We are fortunate to benefit from many dedicated, caring professionals working in our health service – in HCS, in the primary sector and in charities and other delivery partners. They work wonders in a dilapidated hospital and often without the resources they would like. But just as in many parts of the world, health services remain a critical problem for the island.
Spending has risen by around £100m or roughly 50% in just four years, and yet the department has still repeatedly overspent even its enlarged budgets.

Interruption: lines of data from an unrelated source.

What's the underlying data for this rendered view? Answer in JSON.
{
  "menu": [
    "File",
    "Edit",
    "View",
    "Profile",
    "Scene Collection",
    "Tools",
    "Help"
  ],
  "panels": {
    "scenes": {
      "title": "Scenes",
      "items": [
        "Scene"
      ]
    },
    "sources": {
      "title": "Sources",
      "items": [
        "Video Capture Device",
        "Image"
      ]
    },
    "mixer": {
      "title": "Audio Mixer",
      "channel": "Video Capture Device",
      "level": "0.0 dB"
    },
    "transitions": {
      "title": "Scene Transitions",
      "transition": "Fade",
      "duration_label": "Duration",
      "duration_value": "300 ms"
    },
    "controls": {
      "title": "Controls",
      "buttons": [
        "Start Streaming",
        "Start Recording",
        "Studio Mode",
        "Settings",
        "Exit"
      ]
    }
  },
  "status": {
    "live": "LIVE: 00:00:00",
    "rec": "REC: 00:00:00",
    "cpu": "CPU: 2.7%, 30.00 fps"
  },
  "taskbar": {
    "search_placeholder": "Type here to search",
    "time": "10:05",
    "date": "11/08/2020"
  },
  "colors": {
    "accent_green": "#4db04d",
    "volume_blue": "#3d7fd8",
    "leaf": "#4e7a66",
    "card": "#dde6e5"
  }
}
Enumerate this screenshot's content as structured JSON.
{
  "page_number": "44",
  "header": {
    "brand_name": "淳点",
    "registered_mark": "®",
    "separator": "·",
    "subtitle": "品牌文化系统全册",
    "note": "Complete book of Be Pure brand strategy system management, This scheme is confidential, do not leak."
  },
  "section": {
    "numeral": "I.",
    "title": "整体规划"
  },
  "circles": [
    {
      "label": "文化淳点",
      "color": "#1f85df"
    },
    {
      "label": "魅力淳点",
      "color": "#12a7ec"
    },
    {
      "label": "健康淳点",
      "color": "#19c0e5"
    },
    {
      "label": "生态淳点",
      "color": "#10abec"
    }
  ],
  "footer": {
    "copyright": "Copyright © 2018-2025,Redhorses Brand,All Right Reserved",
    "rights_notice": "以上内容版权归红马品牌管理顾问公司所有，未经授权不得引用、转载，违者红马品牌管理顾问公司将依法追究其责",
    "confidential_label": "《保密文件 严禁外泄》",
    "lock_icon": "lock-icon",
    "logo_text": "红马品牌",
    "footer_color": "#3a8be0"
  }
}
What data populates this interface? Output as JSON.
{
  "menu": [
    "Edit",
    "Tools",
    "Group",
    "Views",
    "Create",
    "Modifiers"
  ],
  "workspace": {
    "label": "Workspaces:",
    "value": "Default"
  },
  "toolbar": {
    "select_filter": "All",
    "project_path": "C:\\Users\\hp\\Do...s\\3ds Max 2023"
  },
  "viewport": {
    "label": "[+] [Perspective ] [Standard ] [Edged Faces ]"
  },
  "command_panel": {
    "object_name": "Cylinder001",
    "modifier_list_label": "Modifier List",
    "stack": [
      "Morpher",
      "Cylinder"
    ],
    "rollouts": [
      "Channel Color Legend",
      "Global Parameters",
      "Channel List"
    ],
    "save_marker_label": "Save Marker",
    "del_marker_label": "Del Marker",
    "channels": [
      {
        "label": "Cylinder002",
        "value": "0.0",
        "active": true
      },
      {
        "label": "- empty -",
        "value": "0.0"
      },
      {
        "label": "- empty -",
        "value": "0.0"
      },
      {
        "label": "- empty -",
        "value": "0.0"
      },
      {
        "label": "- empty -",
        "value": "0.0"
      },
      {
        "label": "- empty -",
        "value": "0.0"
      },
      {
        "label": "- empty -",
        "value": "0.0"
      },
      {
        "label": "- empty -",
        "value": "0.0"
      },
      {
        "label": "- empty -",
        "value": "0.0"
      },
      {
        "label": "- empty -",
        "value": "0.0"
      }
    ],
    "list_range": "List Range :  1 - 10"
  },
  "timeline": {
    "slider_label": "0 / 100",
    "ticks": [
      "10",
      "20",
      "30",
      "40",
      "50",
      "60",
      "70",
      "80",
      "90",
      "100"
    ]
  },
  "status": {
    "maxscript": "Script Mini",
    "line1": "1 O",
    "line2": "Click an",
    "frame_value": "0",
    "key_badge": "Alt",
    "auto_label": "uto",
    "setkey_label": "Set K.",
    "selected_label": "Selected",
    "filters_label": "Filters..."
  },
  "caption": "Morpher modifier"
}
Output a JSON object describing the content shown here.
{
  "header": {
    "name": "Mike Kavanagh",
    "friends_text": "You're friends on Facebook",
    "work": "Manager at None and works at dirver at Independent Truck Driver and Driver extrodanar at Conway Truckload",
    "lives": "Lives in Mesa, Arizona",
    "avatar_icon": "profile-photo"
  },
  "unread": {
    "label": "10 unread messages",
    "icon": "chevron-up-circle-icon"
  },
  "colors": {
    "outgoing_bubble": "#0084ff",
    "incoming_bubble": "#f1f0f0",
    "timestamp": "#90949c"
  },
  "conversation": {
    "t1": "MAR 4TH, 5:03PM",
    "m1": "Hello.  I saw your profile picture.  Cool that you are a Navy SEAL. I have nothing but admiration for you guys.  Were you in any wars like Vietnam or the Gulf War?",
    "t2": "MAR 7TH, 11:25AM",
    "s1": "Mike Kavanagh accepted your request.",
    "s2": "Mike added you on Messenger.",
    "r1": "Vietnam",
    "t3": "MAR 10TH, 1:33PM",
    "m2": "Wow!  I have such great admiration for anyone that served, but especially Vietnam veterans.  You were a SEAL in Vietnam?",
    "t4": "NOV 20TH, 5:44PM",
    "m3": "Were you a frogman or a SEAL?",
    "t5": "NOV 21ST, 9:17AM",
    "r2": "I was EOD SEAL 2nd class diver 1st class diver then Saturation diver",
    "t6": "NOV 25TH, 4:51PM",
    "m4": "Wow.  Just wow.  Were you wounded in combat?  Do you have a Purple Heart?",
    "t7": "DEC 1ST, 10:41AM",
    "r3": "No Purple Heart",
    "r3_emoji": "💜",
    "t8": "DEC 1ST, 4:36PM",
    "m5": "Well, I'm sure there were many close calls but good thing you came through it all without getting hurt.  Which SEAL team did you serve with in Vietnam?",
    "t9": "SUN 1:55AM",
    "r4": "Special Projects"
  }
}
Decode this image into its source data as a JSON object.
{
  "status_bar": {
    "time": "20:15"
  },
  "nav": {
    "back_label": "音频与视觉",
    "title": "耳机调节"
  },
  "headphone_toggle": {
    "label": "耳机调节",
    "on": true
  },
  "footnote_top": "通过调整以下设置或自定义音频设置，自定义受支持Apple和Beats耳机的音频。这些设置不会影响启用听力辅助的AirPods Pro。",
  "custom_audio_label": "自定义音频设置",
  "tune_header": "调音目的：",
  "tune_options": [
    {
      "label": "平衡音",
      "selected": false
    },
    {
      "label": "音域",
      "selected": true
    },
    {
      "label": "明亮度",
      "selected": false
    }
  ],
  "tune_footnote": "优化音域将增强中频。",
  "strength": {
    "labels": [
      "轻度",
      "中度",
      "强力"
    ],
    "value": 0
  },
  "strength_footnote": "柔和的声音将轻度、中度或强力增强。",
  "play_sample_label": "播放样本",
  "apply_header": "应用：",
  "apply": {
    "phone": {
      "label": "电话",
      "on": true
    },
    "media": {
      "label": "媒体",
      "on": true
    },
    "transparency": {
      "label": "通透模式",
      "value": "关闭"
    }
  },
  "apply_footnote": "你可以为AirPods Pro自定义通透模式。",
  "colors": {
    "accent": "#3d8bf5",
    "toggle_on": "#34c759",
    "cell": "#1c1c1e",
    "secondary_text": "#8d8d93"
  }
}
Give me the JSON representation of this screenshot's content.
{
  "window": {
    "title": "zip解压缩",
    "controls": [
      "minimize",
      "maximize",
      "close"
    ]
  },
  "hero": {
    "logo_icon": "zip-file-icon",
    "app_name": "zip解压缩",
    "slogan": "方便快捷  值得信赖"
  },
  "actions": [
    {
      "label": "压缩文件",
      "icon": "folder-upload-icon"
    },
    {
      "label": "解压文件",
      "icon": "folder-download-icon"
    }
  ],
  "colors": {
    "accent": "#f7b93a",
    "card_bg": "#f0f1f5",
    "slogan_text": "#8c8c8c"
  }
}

Both the Long Term Care Fund and the Health Insurance Fund are forecast to run out within the next few years. Add it all up and health funding is the central fiscal challenge facing the next government.
In addition to the budgetary issues, waiting lists in some areas are still way too long (ludicrously so in the case of ADHD diagnosis). And that is notwithstanding huge efforts to improve. Meanwhile, report after report have exposed persistent pockets of poor medical practice and resistance to change. It is encouraging that HCS is developing links with centres of excellence in the UK, which points the way to a more efficient delivery of services, where Jersey benefits from expertise without having to employ clinical experts who may be under employed because of Jersey’s small population.
We need stringent financial discipline in health spending. Efficiency savings are vital, and it is a shame in this regard that the government chose not to extend the work of the expert brought in as part of the turnaround team to sort out HCS’s services. Every decision about health needs to be taken through the lens not just of whether something is desirable, but is it the best value option.
As an example, once we have built the acute hospital at Overdale, we will be left with a very large site at Gloucester St and Kensington Place. The current minister has plans to add further to the health estage by buying fields in St Saviour to build yet another hospital, focused on mental health facilities (the so-called health village). I do not doubt that a very nice mental health facility could be built in St Saviour, but the development of the rest of the health estate needs to be seen through the lens of value for money. It would surely be cheaper to consolidate all the remaining health services in town on the existing site, where duplication of facilities and services can be avoided. The efficiencies of co-location are well known which is why hospitals are tending to get bigger, rather than fragmenting into smaller units.
Looming over all this is the need for a debate about the future funding of health services. We need a fundamental review of how health services are provided and funded. It should be wide ranging, with all options on the table, so long as the fundamental principle that no one should have access to healthcare restricted because they cannot afford it.